The medical director should create a multidisciplinary plan for Mr. Franklin's transition from the wheelchair despite his objections. This plan should include input from the physical therapy, medical, nursing, and mental health staffs, and from security. Ultimately it is the security classification system's decision where to house Mr. Franklin. If there is enough ADA space, they may decide to allow him to continue using the wheelchair, but, if they do so, Mr. Franklin must acknowledge, and the medical record must reflect, that remaining in the wheelchair is not in the patient's medical best interest. In most state prison systems, ADA space is at a premium and is reserved for those with true need. Moreover, allowing an inmate to have a wheelchair when it is not clinically necessary sets a precedent that encourages others to do the same.
Given the concerted effort by all disciplines to wean prisoners from unnecessary wheelchair use and return them to ambulatory housing, most prisoners do resume walking. But there is the occasional inmate who does not walk and who, during attempts to remove the chair, lies on the floor and crawls and creates a high level of drama for security and the other offenders. Managing these individuals demands even more time and effort. Consultation with the correctional department's legal office is usually standard practice in these cases. Cameras, hidden or obvious, may be installed in the cell or dorm to monitor and document movements. Most of these inmates invariably walk when they believe they are not being watched. All necessary physical therapy and medical treatments should continue to be offered, with all refusals of treatment being documented in the medical record.
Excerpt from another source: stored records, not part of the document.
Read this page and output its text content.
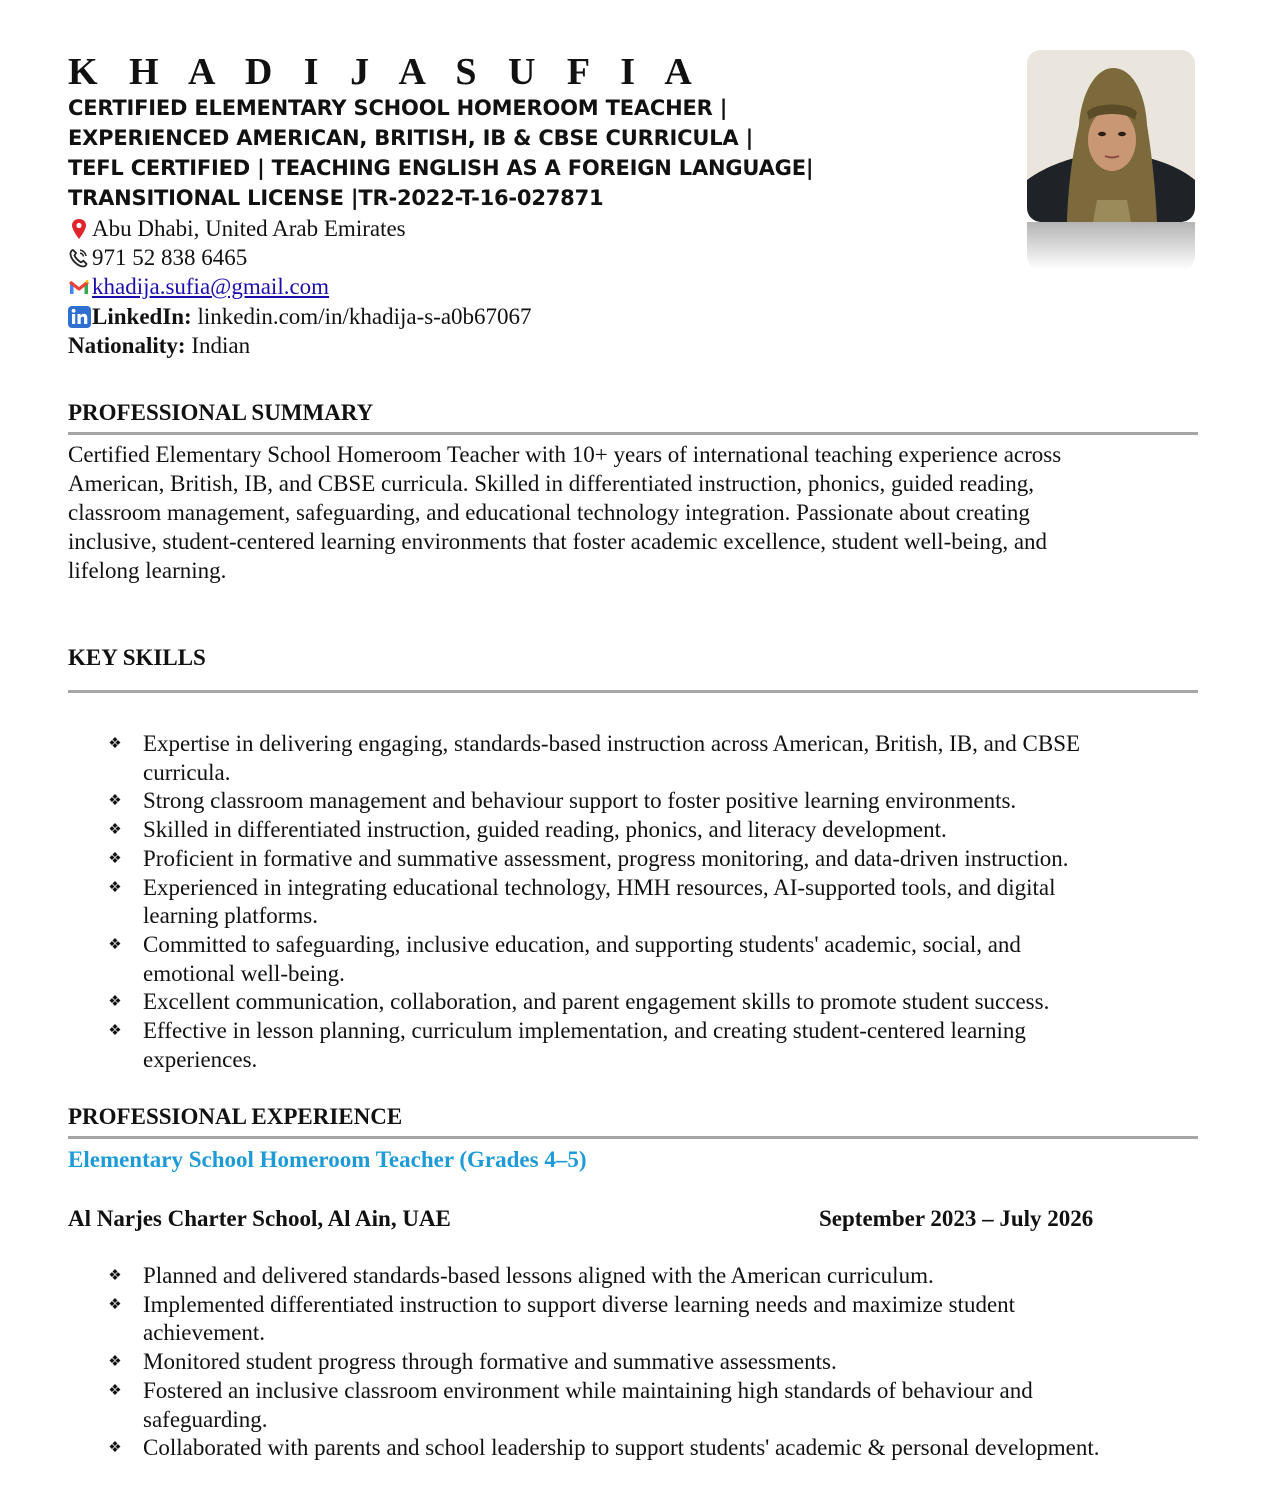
K H A D I J A S U F I A
CERTIFIED ELEMENTARY SCHOOL HOMEROOM TEACHER |
EXPERIENCED AMERICAN, BRITISH, IB & CBSE CURRICULA |
TEFL CERTIFIED | TEACHING ENGLISH AS A FOREIGN LANGUAGE|
TRANSITIONAL LICENSE |TR-2022-T-16-027871
Abu Dhabi, United Arab Emirates
971 52 838 6465
khadija.sufia@gmail.com
LinkedIn: linkedin.com/in/khadija-s-a0b67067
Nationality: Indian
PROFESSIONAL SUMMARY
Certified Elementary School Homeroom Teacher with 10+ years of international teaching experience across
American, British, IB, and CBSE curricula. Skilled in differentiated instruction, phonics, guided reading,
classroom management, safeguarding, and educational technology integration. Passionate about creating
inclusive, student-centered learning environments that foster academic excellence, student well-being, and
lifelong learning.
KEY SKILLS
❖ Expertise in delivering engaging, standards-based instruction across American, British, IB, and CBSE
curricula.
❖ Strong classroom management and behaviour support to foster positive learning environments.
❖ Skilled in differentiated instruction, guided reading, phonics, and literacy development.
❖ Proficient in formative and summative assessment, progress monitoring, and data-driven instruction.
❖ Experienced in integrating educational technology, HMH resources, AI-supported tools, and digital
learning platforms.
❖ Committed to safeguarding, inclusive education, and supporting students' academic, social, and
emotional well-being.
❖ Excellent communication, collaboration, and parent engagement skills to promote student success.
❖ Effective in lesson planning, curriculum implementation, and creating student-centered learning
experiences.
PROFESSIONAL EXPERIENCE
Elementary School Homeroom Teacher (Grades 4–5)
Al Narjes Charter School, Al Ain, UAE	September 2023 – July 2026
❖ Planned and delivered standards-based lessons aligned with the American curriculum.
❖ Implemented differentiated instruction to support diverse learning needs and maximize student
achievement.
❖ Monitored student progress through formative and summative assessments.
❖ Fostered an inclusive classroom environment while maintaining high standards of behaviour and
safeguarding.
❖ Collaborated with parents and school leadership to support students' academic & personal development.
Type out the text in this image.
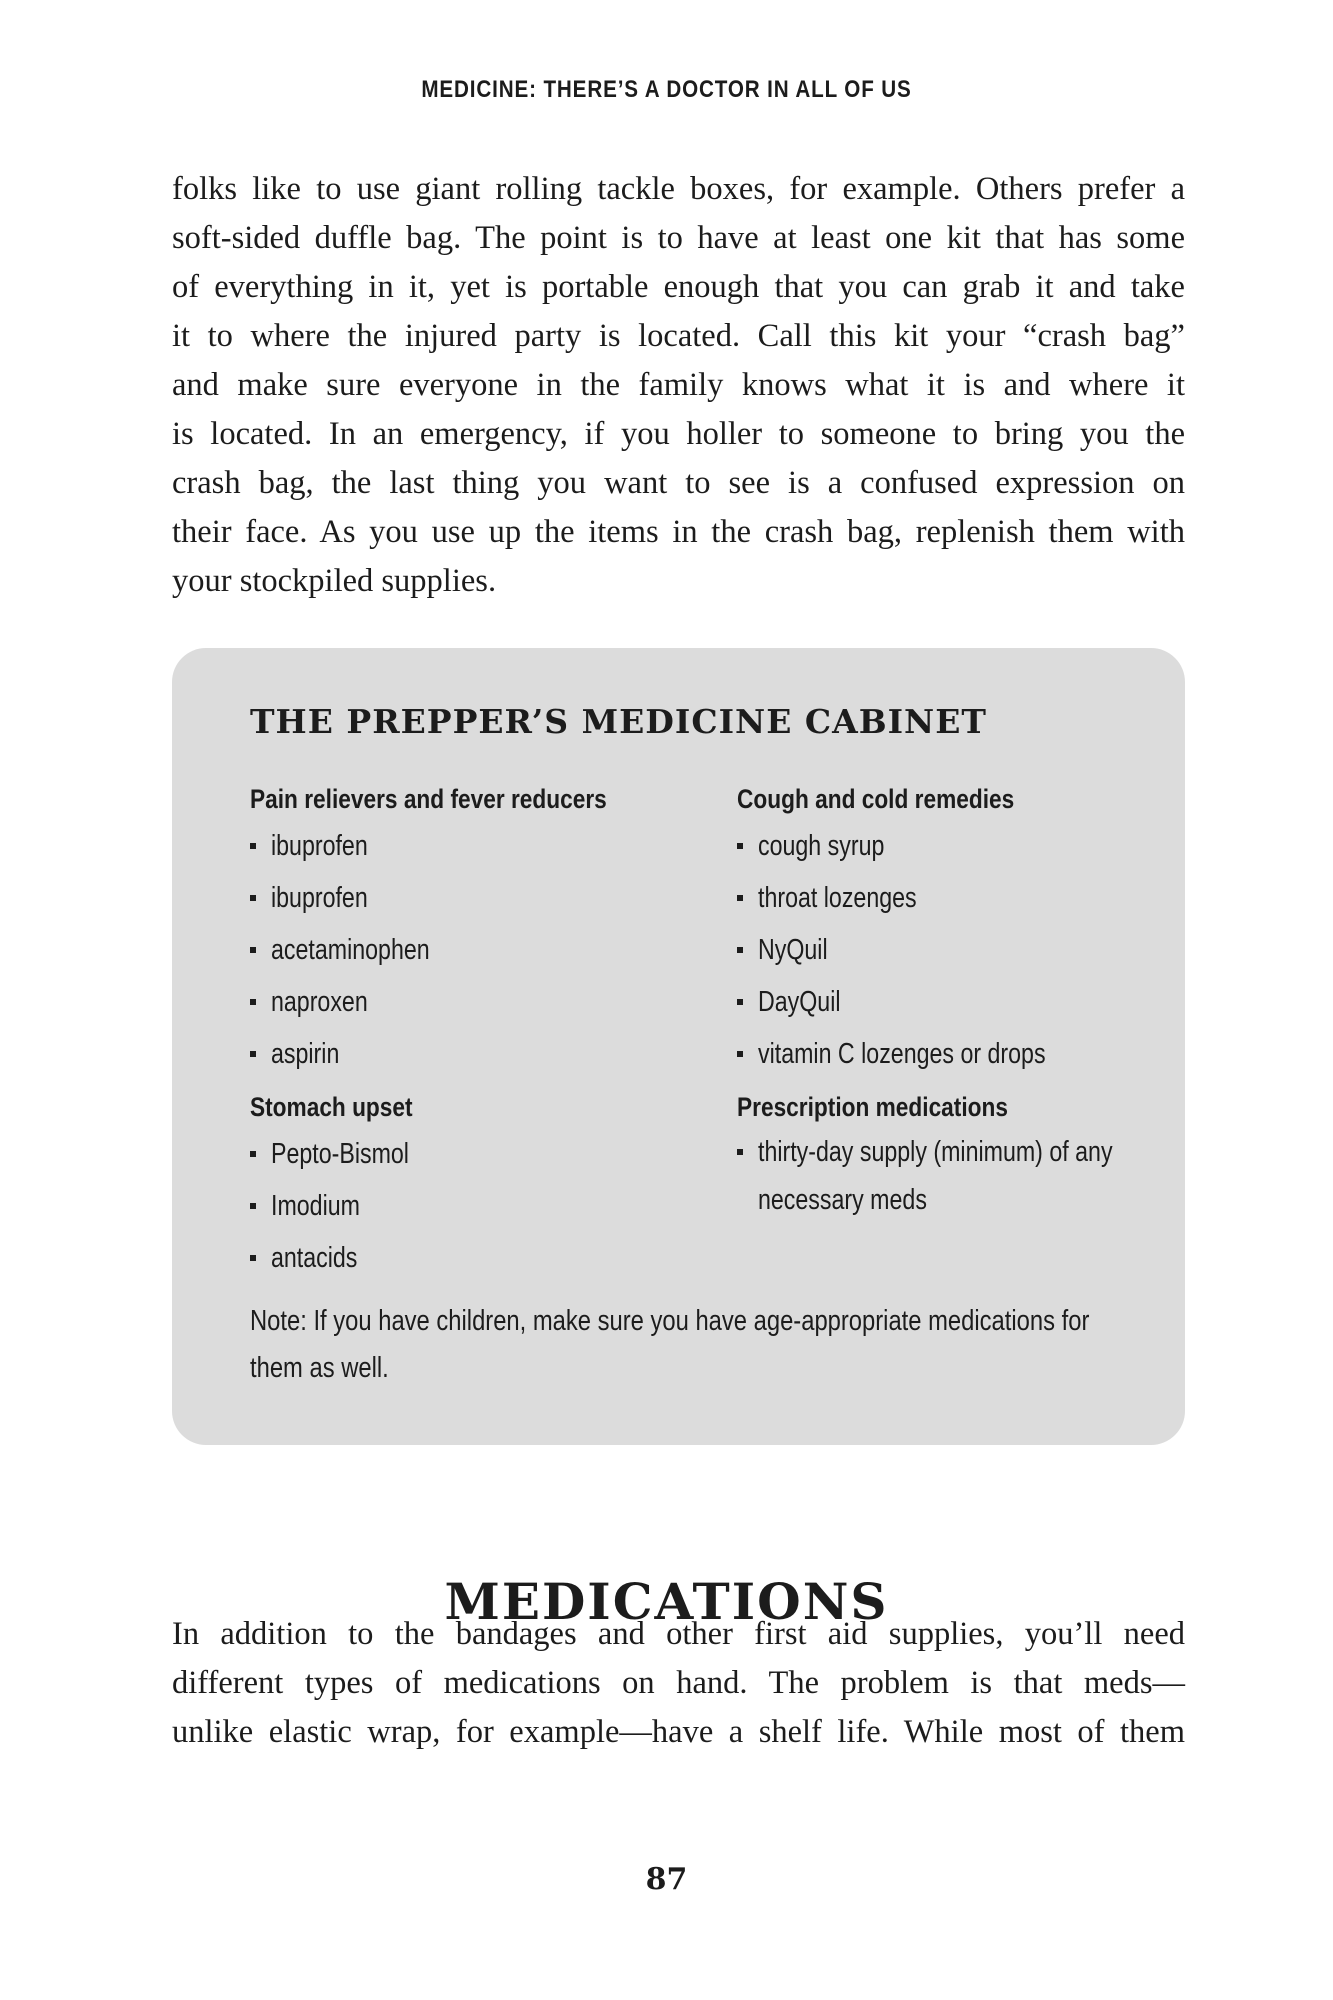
MEDICINE: THERE’S A DOCTOR IN ALL OF US
folks like to use giant rolling tackle boxes, for example. Others prefer a
soft-sided duffle bag. The point is to have at least one kit that has some
of everything in it, yet is portable enough that you can grab it and take
it to where the injured party is located. Call this kit your “crash bag”
and make sure everyone in the family knows what it is and where it
is located. In an emergency, if you holler to someone to bring you the
crash bag, the last thing you want to see is a confused expression on
their face. As you use up the items in the crash bag, replenish them with
your stockpiled supplies.
THE PREPPER’S MEDICINE CABINET
Pain relievers and fever reducers
ibuprofen
ibuprofen
acetaminophen
naproxen
aspirin
Stomach upset
Pepto-Bismol
Imodium
antacids
Cough and cold remedies
cough syrup
throat lozenges
NyQuil
DayQuil
vitamin C lozenges or drops
Prescription medications
thirty-day supply (minimum) of any necessary meds
Note: If you have children, make sure you have age-appropriate medications for them as well.
MEDICATIONS
In addition to the bandages and other first aid supplies, you’ll need
different types of medications on hand. The problem is that meds—
unlike elastic wrap, for example—have a shelf life. While most of them
87
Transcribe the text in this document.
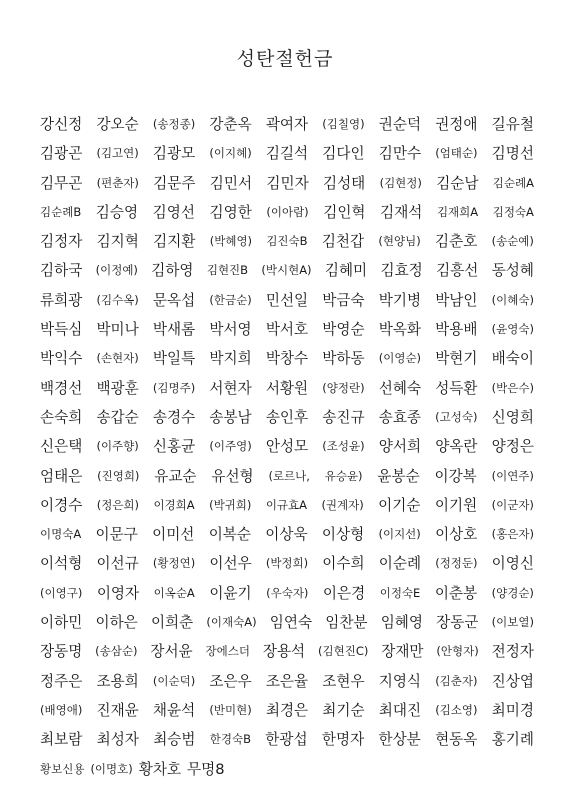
성탄절헌금
강신정 강오순 (송정종) 강춘옥 곽여자 (김칠영) 권순덕 권정애 길유철
김광곤 (김고연) 김광모 (이지혜) 김길석 김다인 김만수 (엄태순) 김명선
김무곤 (편춘자) 김문주 김민서 김민자 김성태 (김현정) 김순남 김순례A
김순례B 김승영 김영선 김영한 (이아람) 김인혁 김재석 김재희A 김정숙A
김정자 김지혁 김지환 (박혜영) 김진숙B 김천갑 (현양님) 김춘호 (송순예)
김하국 (이정예) 김하영 김현진B (박시현A) 김혜미 김효정 김흥선 동성혜
류희광 (김수옥) 문옥섭 (한금순) 민선일 박금숙 박기병 박남인 (이혜숙)
박득심 박미나 박새롬 박서영 박서호 박영순 박옥화 박용배 (윤영숙)
박익수 (손현자) 박일특 박지희 박창수 박하동 (이영순) 박현기 배숙이
백경선 백광훈 (김명주) 서현자 서황원 (양정란) 선혜숙 성득환 (박은수)
손숙희 송갑순 송경수 송봉남 송인후 송진규 송효종 (고성숙) 신영희
신은택 (이주향) 신홍균 (이주영) 안성모 (조성윤) 양서희 양옥란 양정은
엄태은 (진영희) 유교순 유선형 (로르나, 유승윤) 윤봉순 이강복 (이연주)
이경수 (정은희) 이경희A (박귀희) 이규효A (권계자) 이기순 이기원 (이군자)
이명숙A 이문구 이미선 이복순 이상욱 이상형 (이지선) 이상호 (홍은자)
이석형 이선규 (황정연) 이선우 (박정희) 이수희 이순례 (정정둔) 이영신
(이영구) 이영자 이옥순A 이윤기 (우숙자) 이은경 이정숙E 이춘봉 (양경순)
이하민 이하은 이희춘 (이재숙A) 임연숙 임찬분 임혜영 장동군 (이보열)
장동명 (송삼순) 장서윤 장에스더 장용석 (김현진C) 장재만 (안형자) 전정자
정주은 조용희 (이순덕) 조은우 조은율 조현우 지영식 (김춘자) 진상엽
(배영애) 진재윤 채윤석 (반미현) 최경은 최기순 최대진 (김소영) 최미경
최보람 최성자 최승범 한경숙B 한광섭 한명자 한상분 현동옥 홍기례
황보신용 (이명호) 황차호 무명8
Ultimately, a decision must be made regarding continuation of the wheelchair. If it is taken away, accommodations can be made to move the prisoner closer to the chow hall or to provide meals in his housing area. Security staff should be made aware of the unique situation and given guidance on how to respond. Given time and the commitment of all personnel, even this outlier group will eventually walk.
Correctional medicine is rapidly becoming its own medical specialty, requiring primary care expertise, creative collaborative management, and leadership skills. Mr. Franklin and patients like him are a challenge to any prison or jail system. It is the creation of a coordinated consistent multidisciplinary approach to resolving this and other unique correctional issues that eventually leads to the best outcomes for the prisoner and the system.